Will Google Wallet survive? That's a question that's been looming during the first six months of the the digital wallet program, which has been plagued with issues such as security concerns, minimal consumer use, and few carrier and retail partners willing to support the new technology.
Despite the setbacks, the Web giant isn't planning to close up shop quite yet. Rather, it's looking at different ways to improve its product, including possibly courting AT&T and Verizon mobile carriers and exploring revenue sharing with them, according to Bloomberg.
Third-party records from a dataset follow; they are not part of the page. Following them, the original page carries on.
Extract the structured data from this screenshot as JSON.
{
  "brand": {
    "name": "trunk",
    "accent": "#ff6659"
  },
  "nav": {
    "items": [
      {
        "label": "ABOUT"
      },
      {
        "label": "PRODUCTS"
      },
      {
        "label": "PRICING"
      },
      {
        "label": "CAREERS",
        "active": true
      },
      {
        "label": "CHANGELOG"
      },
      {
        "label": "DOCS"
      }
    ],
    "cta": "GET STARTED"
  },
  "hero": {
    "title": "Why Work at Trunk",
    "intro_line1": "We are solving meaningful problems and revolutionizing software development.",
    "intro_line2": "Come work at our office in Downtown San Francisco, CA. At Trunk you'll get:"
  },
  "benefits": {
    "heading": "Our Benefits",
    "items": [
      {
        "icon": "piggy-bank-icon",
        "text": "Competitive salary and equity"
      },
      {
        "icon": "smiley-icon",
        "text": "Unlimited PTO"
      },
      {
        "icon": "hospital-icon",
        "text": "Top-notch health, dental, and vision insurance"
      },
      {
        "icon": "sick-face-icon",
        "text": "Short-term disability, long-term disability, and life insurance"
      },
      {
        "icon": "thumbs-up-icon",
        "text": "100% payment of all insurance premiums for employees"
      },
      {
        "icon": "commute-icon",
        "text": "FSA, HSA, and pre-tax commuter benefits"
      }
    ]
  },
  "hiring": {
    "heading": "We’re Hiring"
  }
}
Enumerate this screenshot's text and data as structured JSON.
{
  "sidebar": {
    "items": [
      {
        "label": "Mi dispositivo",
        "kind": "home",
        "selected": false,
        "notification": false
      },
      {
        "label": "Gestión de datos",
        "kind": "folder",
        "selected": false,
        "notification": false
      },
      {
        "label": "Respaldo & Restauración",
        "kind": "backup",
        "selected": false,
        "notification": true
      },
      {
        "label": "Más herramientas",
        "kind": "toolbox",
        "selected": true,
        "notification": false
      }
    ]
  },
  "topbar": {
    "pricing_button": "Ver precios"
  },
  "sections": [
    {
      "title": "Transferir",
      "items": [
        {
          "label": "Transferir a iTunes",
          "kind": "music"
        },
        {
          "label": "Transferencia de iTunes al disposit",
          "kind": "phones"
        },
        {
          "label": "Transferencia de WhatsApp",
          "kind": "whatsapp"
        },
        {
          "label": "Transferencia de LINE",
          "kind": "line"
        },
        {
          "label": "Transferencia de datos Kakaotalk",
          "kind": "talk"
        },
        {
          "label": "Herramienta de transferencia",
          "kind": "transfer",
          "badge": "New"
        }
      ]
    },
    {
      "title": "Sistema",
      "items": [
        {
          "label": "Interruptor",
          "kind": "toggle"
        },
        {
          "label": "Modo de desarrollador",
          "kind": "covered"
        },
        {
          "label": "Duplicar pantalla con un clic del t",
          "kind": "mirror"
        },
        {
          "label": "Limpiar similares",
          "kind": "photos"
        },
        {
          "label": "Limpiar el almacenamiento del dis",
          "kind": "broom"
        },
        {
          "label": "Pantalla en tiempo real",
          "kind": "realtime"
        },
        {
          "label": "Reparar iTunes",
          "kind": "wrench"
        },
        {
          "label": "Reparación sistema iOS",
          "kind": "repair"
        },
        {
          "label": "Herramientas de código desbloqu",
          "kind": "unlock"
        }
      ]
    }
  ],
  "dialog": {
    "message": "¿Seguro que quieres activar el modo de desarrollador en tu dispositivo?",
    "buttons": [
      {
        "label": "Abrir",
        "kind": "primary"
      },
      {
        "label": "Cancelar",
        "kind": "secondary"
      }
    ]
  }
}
Google Wallet enthusiastically launched last September and was introduced as an easy way for shoppers to purchase in-store items with a tap or swipe of their mobile phone. Using NFC (near-field communications) technology, Google Wallet initially partnered with Citibank, MasterCard, and Sprint.
However, only two Sprint phones are capable of supporting Google Wallet and rival technology companies such as Isis--which is being backed by Verizon, AT&T, and T-Mobile--are gearing up for their own "wallets." If Google were to partner with Verizon and AT&T, it would mean greater ad revenue for the company, which Bloomberg reports it might be willing to share with those carriers.
"We are continuing our commercial discussions with Google on this issue," Verizon spokesperson Brenda Raney said to Bloomberg in an e-mail.
"We're enthusiastic about the progress we're making with Google Wallet. Including Monday's announcement of our newest national retail partner Pinkberry," Google spokesman Nate Tyler wrote in an e-mail to CNET today. "We continue to work hard to develop Google Wallet and build the partner ecosystem to make it possible for everyone to pay with their phones and get great deals while shopping."
According to Bloomberg, Sprint will introduce roughly 12 new phones in the coming year that should be able to run Google Wallet.